Tout club de foot a ses ultras, des supporteurs extrémistes souvent violents, bien organisés et qui ne font jamais gagner leur équipe. La plupart des supporteurs préfère sagement bouffer des hot dog et se lever quand il y a un but, vu de loin. Les écologistes se sont dès le départ illustrés par des approches révolutionnaires et ultras, la figure de proue étant les Sea Shepperd (les bergers ou gardiens de la mer), qui n’hésitent pas à éperonner et couler les baleiniers, plutôt japonais d’ailleurs.  Ils font passer Greenpeace pour des marins d’eau douce. Voir une vidéo.

Lire le Parfum d’Adam de Jean-Christophe Ruffin sur l’écologie radicale. Sinon vous pouvez aussi écouter Rage against the machine en dégustant un sandre au beurre (marin d’eau douce oblige) et regarder une vidéo des Sea Shepperd. Tous les liens sont dans le post.

Mais les écologistes ne sont au pouvoir dans aucun pays (?), il n’y a pas d’organisation mondiale de l’environnement et le sommet de Copenhague s’est fracassé sur les rochers économiques et diplomatiques. La taxe ou les crédits carbone sont ceux de la bonne conscience. Au départ, les écologistes ont choisi d’agir contre les institutions et gouvernements plutôt qu’avec. Ce parti pris idéologique a-t-il permis d’éviter que le thon rouge finisse au fond des filets, pour reprendre la métaphore footbalistique ?

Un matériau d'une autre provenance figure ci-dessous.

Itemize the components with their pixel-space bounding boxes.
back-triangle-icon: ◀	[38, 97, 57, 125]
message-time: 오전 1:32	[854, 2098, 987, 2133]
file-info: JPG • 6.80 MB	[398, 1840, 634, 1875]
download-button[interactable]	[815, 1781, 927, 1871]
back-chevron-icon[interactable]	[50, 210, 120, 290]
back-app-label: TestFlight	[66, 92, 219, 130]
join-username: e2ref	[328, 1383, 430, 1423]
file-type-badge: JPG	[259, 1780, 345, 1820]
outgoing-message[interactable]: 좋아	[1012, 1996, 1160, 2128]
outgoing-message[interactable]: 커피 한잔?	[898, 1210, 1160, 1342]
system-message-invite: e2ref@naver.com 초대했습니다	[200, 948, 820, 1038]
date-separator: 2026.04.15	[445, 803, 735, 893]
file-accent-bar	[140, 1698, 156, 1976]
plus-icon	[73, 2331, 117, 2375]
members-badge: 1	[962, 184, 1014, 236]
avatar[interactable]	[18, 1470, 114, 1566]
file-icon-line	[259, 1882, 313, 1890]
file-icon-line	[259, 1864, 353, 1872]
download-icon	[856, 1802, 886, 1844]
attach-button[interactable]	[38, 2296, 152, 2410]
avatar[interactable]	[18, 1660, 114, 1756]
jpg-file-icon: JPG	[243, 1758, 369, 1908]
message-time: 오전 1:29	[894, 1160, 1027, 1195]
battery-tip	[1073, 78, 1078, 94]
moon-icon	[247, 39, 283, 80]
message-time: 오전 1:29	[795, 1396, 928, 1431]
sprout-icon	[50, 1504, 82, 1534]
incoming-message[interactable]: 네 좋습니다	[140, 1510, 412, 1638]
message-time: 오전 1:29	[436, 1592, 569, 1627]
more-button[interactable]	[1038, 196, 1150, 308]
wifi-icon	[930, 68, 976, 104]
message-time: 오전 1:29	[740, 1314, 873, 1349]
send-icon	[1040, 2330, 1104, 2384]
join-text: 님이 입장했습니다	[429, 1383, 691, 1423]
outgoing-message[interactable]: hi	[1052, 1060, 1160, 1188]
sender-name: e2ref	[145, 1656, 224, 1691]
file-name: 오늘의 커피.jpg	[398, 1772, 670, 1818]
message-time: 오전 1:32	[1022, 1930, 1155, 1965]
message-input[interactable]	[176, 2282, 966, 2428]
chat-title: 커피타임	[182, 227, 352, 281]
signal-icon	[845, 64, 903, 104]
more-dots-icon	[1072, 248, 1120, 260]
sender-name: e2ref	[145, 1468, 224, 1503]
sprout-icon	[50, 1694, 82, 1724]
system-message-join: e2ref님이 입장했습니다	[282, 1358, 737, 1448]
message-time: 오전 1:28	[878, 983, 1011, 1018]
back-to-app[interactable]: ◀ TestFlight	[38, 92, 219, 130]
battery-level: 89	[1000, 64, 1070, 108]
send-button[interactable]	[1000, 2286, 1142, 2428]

En réalité, les cétacés sont autant victimes de la pollution chimique et sonore (notamment les orques) que de la pêche. Cette pollution est le résultat de politiques anti-environnementales qui n’ont pas pu être infléchies par les actions spectaculaires de nos « bergers-loups de mer ». Les baleines sont donc victimes d’actions plus globales, à un effet plus … maquereau.

Peu de sphères de la vie publique et politique échappent aux ultras, que ce soit la lutte contre l’avortement, la défense des animaux, les féministes…

En éducation qu’en est-il ? Trouve-t-on des gens qui luttent pour un moratoire des réformes en éducation en s’écriant c’est assez! comme pour la pêche à la baleine, ou au contraire la conduite du changement ou change making peut-il être à l’origine de certaines déviances à force de vouloir en faire trop ? Qui sont les ultras en éducation ?

En France, les enseignants et parents d’élèves sont très bien rodés aux manifestations et acting en tous genres, cadennassage des établissements, et autres modes d’action quasi institutionnalisés au niveau des syndicats. Mais globalement, il y a peu de débordements et les discussions sur les réformes éducatives prennent souvent la forme de gentilles lettres ouvertes dans le journal Le Monde en France ou de posts enflammés sur de nombreux blogs et a l’odeur de merguez de manifs.

Peut être suis-je trop jeune pour me souvenir des manifestations pour le maintien de l’école privée en 1983… mais je me souviens de Malick Oussekine (1986). Ce sont plutôt des manifestations de masse que des actions de petits groupes, il n’y a généralement pas d’ultras. Ah si en 1986, mais c’était les brigades motorisées de la police…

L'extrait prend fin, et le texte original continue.